I was thinking, I don’t really want to die with people having a wrong idea of me. Not knowing who I really am. I don’t know if anyone knows who I really am. I think my mom knows partially, as does a couple of my best friends, but not fully. When they read my journals, I guess they might know more. But beyond that, I don’t know. No one will know my great ideas for peace, or how passionate I was about game theory or behavioral economics. I think if not for any other reason, but to set the record straight about who I am, I need to write, write my soul. I am afraid, yes. And to some extent typing makes it easier, but also makes the words less beautiful, the true essence only comes out on the page. But isn’t it preferable to have books of imperfect prose which is actually printed than to have potentially beautiful works in the ether?

The son of one of my mom’s friends died recently, in a car accident. And he was described as vibrant, full of life. How is it that almost everyone who dies young was ‘vibrant’? Is it because we are too afraid to express how they really were, just ordinary, as good or bad as the rest of us? Or is it that we feel bad that they are dead, and since so many people die everyday, and we give no thought to them, so we think, there has to be a reason why we feel bad about this one. I don’t know. I am sure he was a great guy. And I am sure his family and friends really did know him. But did they know all of him? I am sure all of us have secret selves, inner parts of us that maybe we don’t actually keep secret, but we are too afraid to share with others. And then no one really gets to know that part of us. Instead they see the stressed out, nervous, anxious version, our public self. This week my resolution is to let more of my secret self show, just in case.

Sunday, February 13, 2011

Career Tracks

My last post was about making the decision to take a particular course, and I have still been thinking about those issues. I was reading in a human resources magazine that one senior executive believed that you cannot plan your career, it just happens.
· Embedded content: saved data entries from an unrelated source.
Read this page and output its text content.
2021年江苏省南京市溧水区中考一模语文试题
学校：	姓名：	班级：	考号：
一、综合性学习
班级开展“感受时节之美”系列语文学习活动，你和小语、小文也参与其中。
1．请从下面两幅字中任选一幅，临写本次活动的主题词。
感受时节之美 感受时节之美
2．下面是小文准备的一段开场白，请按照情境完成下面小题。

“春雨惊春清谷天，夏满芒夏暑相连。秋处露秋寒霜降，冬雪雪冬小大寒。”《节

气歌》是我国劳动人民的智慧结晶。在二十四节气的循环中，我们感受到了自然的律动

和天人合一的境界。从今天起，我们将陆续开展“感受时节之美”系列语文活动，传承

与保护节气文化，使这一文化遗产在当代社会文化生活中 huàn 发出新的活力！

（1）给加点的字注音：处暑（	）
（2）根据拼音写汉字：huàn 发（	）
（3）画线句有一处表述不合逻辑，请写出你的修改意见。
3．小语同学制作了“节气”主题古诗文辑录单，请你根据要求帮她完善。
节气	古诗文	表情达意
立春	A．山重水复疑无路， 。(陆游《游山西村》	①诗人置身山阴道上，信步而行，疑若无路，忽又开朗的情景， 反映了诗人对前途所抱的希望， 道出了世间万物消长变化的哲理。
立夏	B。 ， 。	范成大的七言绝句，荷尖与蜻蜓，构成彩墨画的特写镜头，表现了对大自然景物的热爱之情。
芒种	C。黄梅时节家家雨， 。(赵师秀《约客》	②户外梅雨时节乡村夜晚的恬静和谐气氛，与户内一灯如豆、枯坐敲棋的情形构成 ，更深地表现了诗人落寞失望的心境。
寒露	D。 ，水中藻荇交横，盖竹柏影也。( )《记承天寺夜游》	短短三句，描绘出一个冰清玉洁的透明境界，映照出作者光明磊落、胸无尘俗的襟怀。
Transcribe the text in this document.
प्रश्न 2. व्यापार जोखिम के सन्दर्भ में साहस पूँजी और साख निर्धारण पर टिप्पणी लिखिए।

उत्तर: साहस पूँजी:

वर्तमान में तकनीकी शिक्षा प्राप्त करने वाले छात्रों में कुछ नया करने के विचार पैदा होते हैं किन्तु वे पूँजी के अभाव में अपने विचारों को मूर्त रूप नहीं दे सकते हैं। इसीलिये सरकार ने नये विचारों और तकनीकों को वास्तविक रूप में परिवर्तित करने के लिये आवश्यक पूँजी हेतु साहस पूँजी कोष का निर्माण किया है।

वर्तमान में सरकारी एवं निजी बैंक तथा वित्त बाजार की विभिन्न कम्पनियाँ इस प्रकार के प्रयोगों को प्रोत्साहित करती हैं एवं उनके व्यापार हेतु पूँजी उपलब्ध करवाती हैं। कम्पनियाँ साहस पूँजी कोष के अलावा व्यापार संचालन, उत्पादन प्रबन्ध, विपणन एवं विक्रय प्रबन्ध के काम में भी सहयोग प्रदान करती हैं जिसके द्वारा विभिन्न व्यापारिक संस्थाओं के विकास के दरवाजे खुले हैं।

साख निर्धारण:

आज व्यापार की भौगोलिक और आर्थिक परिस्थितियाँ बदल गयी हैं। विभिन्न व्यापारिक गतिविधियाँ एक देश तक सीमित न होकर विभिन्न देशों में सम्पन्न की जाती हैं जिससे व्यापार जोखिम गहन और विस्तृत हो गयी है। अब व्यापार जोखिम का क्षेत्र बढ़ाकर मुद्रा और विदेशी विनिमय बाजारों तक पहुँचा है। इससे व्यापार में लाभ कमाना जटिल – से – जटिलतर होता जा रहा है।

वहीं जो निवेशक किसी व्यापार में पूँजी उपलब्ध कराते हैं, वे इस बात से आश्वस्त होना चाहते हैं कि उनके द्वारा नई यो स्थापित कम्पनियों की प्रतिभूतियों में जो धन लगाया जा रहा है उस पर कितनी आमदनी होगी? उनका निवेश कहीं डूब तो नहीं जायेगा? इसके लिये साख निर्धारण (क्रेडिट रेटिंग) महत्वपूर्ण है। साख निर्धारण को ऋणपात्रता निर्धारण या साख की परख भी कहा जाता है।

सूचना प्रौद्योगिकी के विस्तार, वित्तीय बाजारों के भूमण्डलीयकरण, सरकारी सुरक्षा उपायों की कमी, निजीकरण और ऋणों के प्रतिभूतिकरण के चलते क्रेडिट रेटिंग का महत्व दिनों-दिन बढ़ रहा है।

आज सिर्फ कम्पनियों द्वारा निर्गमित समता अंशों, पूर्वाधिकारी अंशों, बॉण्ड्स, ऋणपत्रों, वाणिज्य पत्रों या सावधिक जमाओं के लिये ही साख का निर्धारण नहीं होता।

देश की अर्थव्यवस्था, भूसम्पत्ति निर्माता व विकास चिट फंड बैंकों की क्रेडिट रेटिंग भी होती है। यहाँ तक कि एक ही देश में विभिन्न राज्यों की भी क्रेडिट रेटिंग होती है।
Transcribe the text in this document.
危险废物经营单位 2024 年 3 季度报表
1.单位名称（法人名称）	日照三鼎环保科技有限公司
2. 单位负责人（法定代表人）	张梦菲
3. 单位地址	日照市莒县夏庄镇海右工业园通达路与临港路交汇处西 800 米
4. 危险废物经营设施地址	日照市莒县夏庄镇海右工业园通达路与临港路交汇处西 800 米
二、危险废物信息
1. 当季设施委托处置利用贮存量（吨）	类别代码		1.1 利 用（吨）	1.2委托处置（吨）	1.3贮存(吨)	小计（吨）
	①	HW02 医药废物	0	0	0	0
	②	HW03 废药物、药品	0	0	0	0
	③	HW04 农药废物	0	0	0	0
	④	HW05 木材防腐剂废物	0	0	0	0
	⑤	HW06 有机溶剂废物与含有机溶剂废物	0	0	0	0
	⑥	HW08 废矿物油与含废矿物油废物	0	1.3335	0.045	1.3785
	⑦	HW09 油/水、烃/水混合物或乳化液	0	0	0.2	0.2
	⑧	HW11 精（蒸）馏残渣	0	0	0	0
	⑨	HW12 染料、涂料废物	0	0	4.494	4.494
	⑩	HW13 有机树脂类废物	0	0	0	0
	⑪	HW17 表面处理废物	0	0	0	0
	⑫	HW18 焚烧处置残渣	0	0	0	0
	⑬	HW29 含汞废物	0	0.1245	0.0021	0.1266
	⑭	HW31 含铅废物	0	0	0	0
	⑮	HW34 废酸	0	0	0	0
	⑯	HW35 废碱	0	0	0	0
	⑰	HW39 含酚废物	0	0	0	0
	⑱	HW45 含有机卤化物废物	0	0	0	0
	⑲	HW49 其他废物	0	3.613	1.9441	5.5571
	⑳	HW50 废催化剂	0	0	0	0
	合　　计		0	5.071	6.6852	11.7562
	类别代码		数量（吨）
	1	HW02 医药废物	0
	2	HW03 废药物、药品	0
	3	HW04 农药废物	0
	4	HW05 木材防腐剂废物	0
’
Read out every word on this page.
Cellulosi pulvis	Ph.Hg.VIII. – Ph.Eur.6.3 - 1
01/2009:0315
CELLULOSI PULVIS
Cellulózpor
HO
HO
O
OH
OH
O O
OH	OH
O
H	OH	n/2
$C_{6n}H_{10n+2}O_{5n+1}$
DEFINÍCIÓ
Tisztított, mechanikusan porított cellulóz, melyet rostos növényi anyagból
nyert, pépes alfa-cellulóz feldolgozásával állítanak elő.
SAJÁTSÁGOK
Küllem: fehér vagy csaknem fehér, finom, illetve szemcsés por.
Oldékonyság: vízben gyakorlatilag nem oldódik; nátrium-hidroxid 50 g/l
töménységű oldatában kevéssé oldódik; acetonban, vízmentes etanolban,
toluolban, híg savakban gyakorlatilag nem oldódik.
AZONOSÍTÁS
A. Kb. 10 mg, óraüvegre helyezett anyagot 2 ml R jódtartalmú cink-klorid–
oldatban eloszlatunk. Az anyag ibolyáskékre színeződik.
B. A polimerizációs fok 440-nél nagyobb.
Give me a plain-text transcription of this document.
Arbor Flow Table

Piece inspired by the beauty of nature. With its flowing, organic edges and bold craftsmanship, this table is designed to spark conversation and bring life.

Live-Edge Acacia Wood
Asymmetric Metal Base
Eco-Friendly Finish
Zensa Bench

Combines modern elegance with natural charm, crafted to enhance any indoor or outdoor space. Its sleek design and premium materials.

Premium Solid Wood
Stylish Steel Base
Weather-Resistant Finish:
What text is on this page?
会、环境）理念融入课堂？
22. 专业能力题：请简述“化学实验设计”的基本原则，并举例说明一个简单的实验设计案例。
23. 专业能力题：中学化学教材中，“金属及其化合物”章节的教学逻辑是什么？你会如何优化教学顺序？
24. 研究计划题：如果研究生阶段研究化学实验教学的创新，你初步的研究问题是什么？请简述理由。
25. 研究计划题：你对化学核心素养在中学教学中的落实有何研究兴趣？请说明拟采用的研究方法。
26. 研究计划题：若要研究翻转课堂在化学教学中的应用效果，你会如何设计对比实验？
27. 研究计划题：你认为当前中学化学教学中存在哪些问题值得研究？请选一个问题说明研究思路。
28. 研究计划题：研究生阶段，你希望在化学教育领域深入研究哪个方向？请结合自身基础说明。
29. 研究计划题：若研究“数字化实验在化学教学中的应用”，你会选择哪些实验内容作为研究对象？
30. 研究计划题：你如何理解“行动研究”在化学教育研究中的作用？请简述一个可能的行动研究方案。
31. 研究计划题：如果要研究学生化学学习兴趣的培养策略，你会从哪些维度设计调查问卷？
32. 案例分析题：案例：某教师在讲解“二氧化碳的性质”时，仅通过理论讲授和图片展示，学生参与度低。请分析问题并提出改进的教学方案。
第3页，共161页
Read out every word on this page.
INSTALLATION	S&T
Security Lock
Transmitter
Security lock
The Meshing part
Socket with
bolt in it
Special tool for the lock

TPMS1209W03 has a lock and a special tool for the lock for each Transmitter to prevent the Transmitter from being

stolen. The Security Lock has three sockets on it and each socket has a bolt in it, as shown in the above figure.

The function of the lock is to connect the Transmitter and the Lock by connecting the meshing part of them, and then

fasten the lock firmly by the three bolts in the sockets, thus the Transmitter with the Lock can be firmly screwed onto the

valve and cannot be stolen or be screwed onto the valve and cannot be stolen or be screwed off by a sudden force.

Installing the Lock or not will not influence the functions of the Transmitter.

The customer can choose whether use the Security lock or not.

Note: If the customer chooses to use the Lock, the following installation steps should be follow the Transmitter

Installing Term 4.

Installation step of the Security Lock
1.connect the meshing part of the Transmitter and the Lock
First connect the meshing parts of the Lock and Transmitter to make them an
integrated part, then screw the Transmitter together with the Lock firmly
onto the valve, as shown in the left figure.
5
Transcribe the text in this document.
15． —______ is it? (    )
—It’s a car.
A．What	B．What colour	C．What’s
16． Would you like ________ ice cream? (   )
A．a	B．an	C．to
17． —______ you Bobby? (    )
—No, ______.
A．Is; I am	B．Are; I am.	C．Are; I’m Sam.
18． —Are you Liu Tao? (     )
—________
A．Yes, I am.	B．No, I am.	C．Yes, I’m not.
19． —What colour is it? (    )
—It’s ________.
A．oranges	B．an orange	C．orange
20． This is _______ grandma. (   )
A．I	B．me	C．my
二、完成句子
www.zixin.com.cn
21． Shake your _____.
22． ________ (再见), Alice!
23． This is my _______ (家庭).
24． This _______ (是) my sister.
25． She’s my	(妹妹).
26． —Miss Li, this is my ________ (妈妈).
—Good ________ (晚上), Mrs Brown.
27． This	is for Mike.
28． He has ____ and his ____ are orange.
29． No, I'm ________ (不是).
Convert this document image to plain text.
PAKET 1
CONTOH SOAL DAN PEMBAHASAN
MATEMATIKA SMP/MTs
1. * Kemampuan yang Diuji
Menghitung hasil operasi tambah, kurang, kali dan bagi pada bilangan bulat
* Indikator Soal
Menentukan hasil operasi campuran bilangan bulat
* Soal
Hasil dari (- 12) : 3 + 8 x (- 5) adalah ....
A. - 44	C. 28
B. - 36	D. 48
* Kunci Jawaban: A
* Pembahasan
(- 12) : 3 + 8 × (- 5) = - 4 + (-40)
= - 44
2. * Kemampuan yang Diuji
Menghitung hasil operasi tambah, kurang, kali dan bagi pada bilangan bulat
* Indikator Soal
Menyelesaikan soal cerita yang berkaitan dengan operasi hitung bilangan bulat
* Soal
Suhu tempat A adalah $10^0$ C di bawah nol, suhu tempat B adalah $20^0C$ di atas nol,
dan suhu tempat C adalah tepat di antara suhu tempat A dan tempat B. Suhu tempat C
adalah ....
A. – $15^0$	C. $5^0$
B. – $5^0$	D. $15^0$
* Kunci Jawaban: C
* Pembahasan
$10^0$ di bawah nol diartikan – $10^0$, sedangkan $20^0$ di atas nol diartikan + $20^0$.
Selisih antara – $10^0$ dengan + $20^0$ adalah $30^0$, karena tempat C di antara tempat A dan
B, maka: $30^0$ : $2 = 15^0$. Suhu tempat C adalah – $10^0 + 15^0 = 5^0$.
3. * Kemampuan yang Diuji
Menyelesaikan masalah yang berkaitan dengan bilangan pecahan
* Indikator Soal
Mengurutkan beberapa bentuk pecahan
Yesterday, talking to some practicing lawyers, we were talking about how for most people, it is simply about jumping through a set of hoops - best undergrad, best law school, best law firm, making partner - that sort of thing. There is tremendous pressure to get through the right hoops, and in a way your entire career is planned out for you. And there really is no room to stop and contemplate, is this what I really want?

I was thinking - where does the line begin between so planned as to stifle creativity, and so open-ended that you might end up not having a clue as to where you are headed? Any thoughts?